After performing for well-known artists like Peter Sellar and a few trips here, she visited Surakarta again about this time last year. With dancers she met on her first visit, such as Rury Avianti and, from the younger generation, Danang Pamungkas, she produced three collaborative pieces in the past year, spending most of her time in Surakarta if she was not touring internationally or at home in Korea.
''I like Surakarta a lot because of its simplicity. People have so little materially, but they find a way to happiness. Moreover, there’s a strong dance community here. I wish many talented young dancers could be supported to live from their art and not be underpaid as they are now,'' she said.
For the three works they did everything they could to make them a reality, with Sen mostly raising the funds for the project by herself.
''It’s challenging. Instead of the usual four-hour rehearsal, she would stretch it to six, and full-on – no playing around,'' said Danang of Sen’s working ethos.
Now, she works continuously with a smallish team of dancers and a local manager, trying to resolve the problem of an almost nonexistent contemporary dance market in Indonesia.
''I mean, politically, a country should have one (flagship) dance company, right? Or, at least a city dance company.’' Sen and her dancer friends in Surakarta have taken a chance in setting up one here, with the full support of Murtidjono, the director of Taman Budaya Surakarta (TBS), the arts center, who provides the space.
Their hope is to attract the government’s attention to build a '‘proper company’' – where artists could regularly train, create and be treated as professionals.

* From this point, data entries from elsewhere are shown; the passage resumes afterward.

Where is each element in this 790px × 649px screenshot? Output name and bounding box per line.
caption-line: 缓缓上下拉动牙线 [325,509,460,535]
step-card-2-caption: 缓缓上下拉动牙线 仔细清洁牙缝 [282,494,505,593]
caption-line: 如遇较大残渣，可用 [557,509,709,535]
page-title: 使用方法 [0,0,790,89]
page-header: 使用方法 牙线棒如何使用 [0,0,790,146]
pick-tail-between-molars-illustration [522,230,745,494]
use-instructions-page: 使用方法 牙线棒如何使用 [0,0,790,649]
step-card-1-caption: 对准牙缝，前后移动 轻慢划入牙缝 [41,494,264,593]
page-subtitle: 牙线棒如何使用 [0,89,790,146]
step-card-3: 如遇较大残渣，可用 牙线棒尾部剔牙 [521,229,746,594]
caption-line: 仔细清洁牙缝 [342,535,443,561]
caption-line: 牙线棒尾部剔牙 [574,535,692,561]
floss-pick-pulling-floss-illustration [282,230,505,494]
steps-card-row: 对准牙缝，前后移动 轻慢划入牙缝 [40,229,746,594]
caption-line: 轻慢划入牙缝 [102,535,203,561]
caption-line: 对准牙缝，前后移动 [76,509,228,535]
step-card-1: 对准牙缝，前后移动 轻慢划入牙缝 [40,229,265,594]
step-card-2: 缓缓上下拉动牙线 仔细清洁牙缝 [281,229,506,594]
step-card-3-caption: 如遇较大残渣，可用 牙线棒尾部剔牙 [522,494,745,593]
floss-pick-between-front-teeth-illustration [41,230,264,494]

'‘Dancers need to develop, constantly train themselves, and share with other artists from different backgrounds, also from abroad,'' she said, now acting as the first artistic director/main choreographer of what is envisioned as the future dance center catering to both local and international artists.
Sen does not stray far from spiritual themes in her dances, although she is not a practicing Buddhist. It is something unseen, yet it’s there,'' she reasoned. Her striking appearance – a lithe, East-Asian woman with a shaven head – prompted a lot of reactions from ibu-ibu selling food at traditional markets to her artist colleagues.
''Very often, they think I have shaved my head because I want to look like a monk. To me, it’s simply because it feels clean and pure. When I shaved my head, it felt more like I was cleansing myself. And everyone has a different way of doing it.’'
It is also her way as a dancer to see aspects of both genders in herself.
She has developed solo dance pieces to the music of German composer Gy”rgy Ligeti, such as Lux Aeterna, Resurrection or Requiem, from a body of work she created in Indonesia, starting in 1997, up to the latest ones such as Wahyu performed in Uijeongbu Music Festival and Modafe Art Festival in Korea and for Singapore Arts Mart of last year.
She broke away from her usual theme with a much lighter-narrative dance evening last September with Imperfection (a solo), Infinitƒ and Bebrayan performed in Gedung Kesenian Jakarta (GKJ) and at STSI Surakarta. But this week, she returned to her spiritual theme with A Prayer for Refuge at the smallish Teater Utan Kayu.
Once in a while, when she hits hard times, Sen will quip that she wants to quit dancing. '‘I have been saying that for almost a decade now. But of course I never really do it,'' she mused.
*) this article was published in The Jakarta Post, Saturday 4 February 2006. I, however, didn’t write the title in the printed edition (''Champion and Exponent of Contemporary Dance’'). It was of my editor. It was my fault since I didn’t put any at the submission (sometimes I do it, since in most cases, they will change mine anyway). In my opinion, there is no such ‘champion’ in contemporary dance, and the title does not really reflect the contents of my profile on Hea Ha. However, I shall take the blame for not proposing a title to my editor.